Y tiran las llaves hacia arriba, al cielo, desde donde aparece una mano para tomarlas, mientras que los sacerdotes desaparecen en el fuego. Ellos, que guiaban al hombre en el Templo; ellos, que estaban destinados a mantener esa Casa terrenal de Dios; ellos, los guardianes del Templo que se mantenían despiertos, custodiándolo, ya no están en ese lugar. Y es precisamente a esa circunstancia a la que se refiere Isaías 22,1 cuando dice: Este es el acontecer en el valle de la visión: ¿qué tienes ahora, que has subido con todos los tuyos, sobre los terrados?

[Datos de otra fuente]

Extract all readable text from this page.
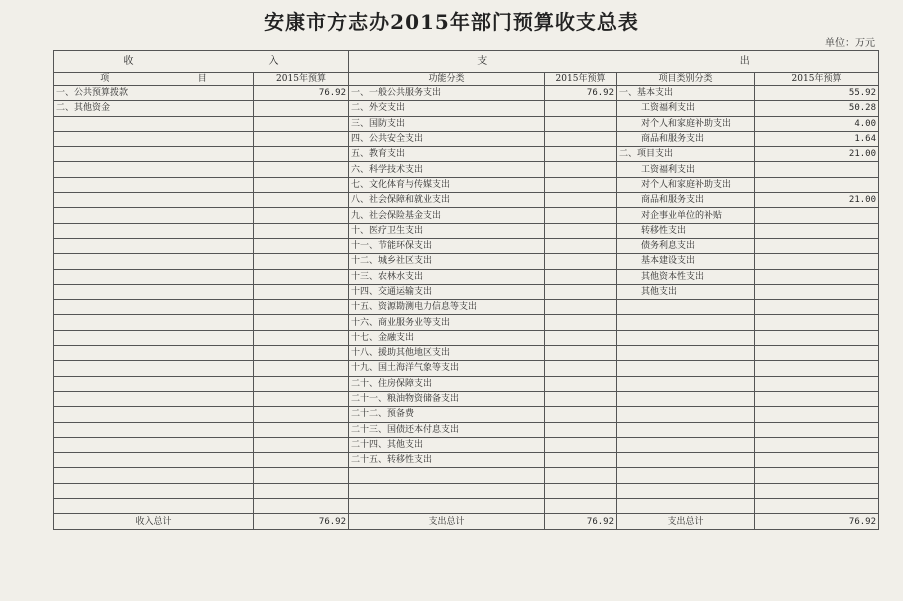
安康市方志办2015年部门预算收支总表
单位：万元
收 入		支 出			

项 目	2015年预算	功能分类	2015年预算	项目类别分类	2015年预算
一、公共预算拨款	76.92	一、一般公共服务支出	76.92	一、基本支出	55.92
二、其他资金		二、外交支出		工资福利支出	50.28
		三、国防支出		对个人和家庭补助支出	4.00
		四、公共安全支出		商品和服务支出	1.64
		五、教育支出		二、项目支出	21.00
		六、科学技术支出		工资福利支出	
		七、文化体育与传媒支出		对个人和家庭补助支出	
		八、社会保障和就业支出		商品和服务支出	21.00
		九、社会保险基金支出		对企事业单位的补贴	
		十、医疗卫生支出		转移性支出	
		十一、节能环保支出		债务利息支出	
		十二、城乡社区支出		基本建设支出	
		十三、农林水支出		其他资本性支出	
		十四、交通运输支出		其他支出	
		十五、资源勘测电力信息等支出			
		十六、商业服务业等支出			
		十七、金融支出			
		十八、援助其他地区支出			
		十九、国土海洋气象等支出			
		二十、住房保障支出			
		二十一、粮油物资储备支出			
		二十二、预备费			
		二十三、国债还本付息支出			
		二十四、其他支出			
		二十五、转移性支出			

收入总计	76.92	支出总计	76.92	支出总计	76.92
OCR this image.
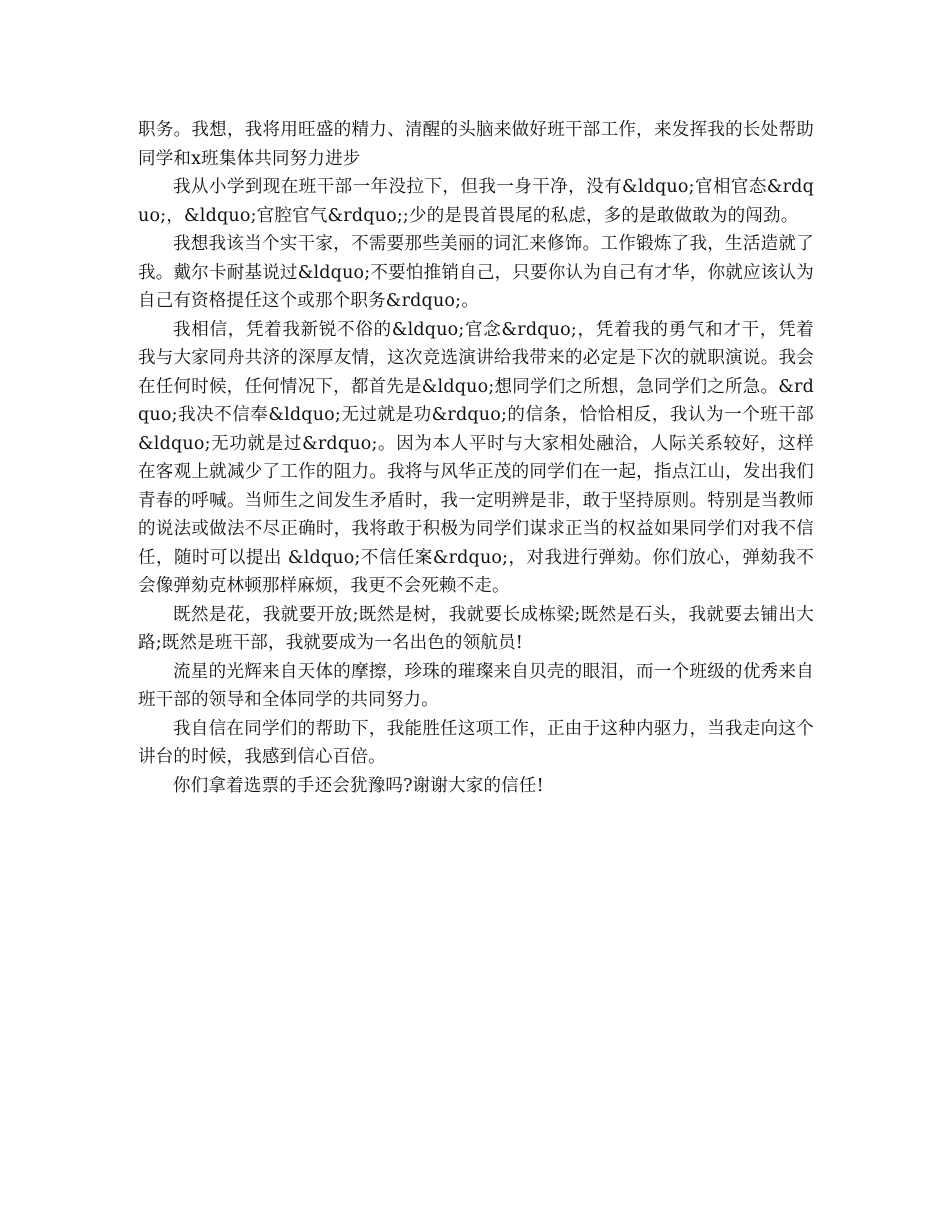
职务。我想，我将用旺盛的精力、清醒的头脑来做好班干部工作，来发挥我的长处帮助同学和x班集体共同努力进步

我从小学到现在班干部一年没拉下，但我一身干净，没有&ldquo;官相官态&rdquo;，&ldquo;官腔官气&rdquo;;少的是畏首畏尾的私虑，多的是敢做敢为的闯劲。

我想我该当个实干家，不需要那些美丽的词汇来修饰。工作锻炼了我，生活造就了我。戴尔卡耐基说过&ldquo;不要怕推销自己，只要你认为自己有才华，你就应该认为自己有资格提任这个或那个职务&rdquo;。

我相信，凭着我新锐不俗的&ldquo;官念&rdquo;，凭着我的勇气和才干，凭着我与大家同舟共济的深厚友情，这次竞选演讲给我带来的必定是下次的就职演说。我会在任何时候，任何情况下，都首先是&ldquo;想同学们之所想，急同学们之所急。&rdquo;我决不信奉&ldquo;无过就是功&rdquo;的信条，恰恰相反，我认为一个班干部&ldquo;无功就是过&rdquo;。因为本人平时与大家相处融洽，人际关系较好，这样在客观上就减少了工作的阻力。我将与风华正茂的同学们在一起，指点江山，发出我们青春的呼喊。当师生之间发生矛盾时，我一定明辨是非，敢于坚持原则。特别是当教师的说法或做法不尽正确时，我将敢于积极为同学们谋求正当的权益如果同学们对我不信任，随时可以提出 &ldquo;不信任案&rdquo;，对我进行弹劾。你们放心，弹劾我不会像弹劾克林顿那样麻烦，我更不会死赖不走。

既然是花，我就要开放;既然是树，我就要长成栋梁;既然是石头，我就要去铺出大路;既然是班干部，我就要成为一名出色的领航员!

流星的光辉来自天体的摩擦，珍珠的璀璨来自贝壳的眼泪，而一个班级的优秀来自班干部的领导和全体同学的共同努力。

我自信在同学们的帮助下，我能胜任这项工作，正由于这种内驱力，当我走向这个讲台的时候，我感到信心百倍。

你们拿着选票的手还会犹豫吗?谢谢大家的信任!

Un mundo se derrumba. Un mundo nuevo nace. Un nuevo mundo en el cual el viejo mundo es sólo recuerdo, un recuerdo de antes de la Creación que vive en el nuevo mundo, como una sensación inconsciente, no justificable lógicamente, como un saber que se pierde en profundas tinieblas.
El Templo está destruido. Para nuestra perceptibilidad se convirtió en ruinas y escombros, luego cubiertas por capas de tierra más reciente, tapadas a su vez con nuevas construcciones. El Templo desapareció. Ahora para nosotros, el Templo está en otro mundo, en otro nivel, en un nivel muy distinto al que nosotros conocemos. La transición del mundo del Templo perceptible a aquel con el Templo perdido significa el fin de un mundo. Una continuidad es interrumpida; pero surge otra, distinta de la primera. El plano de fractura es el acontecer del nacimiento.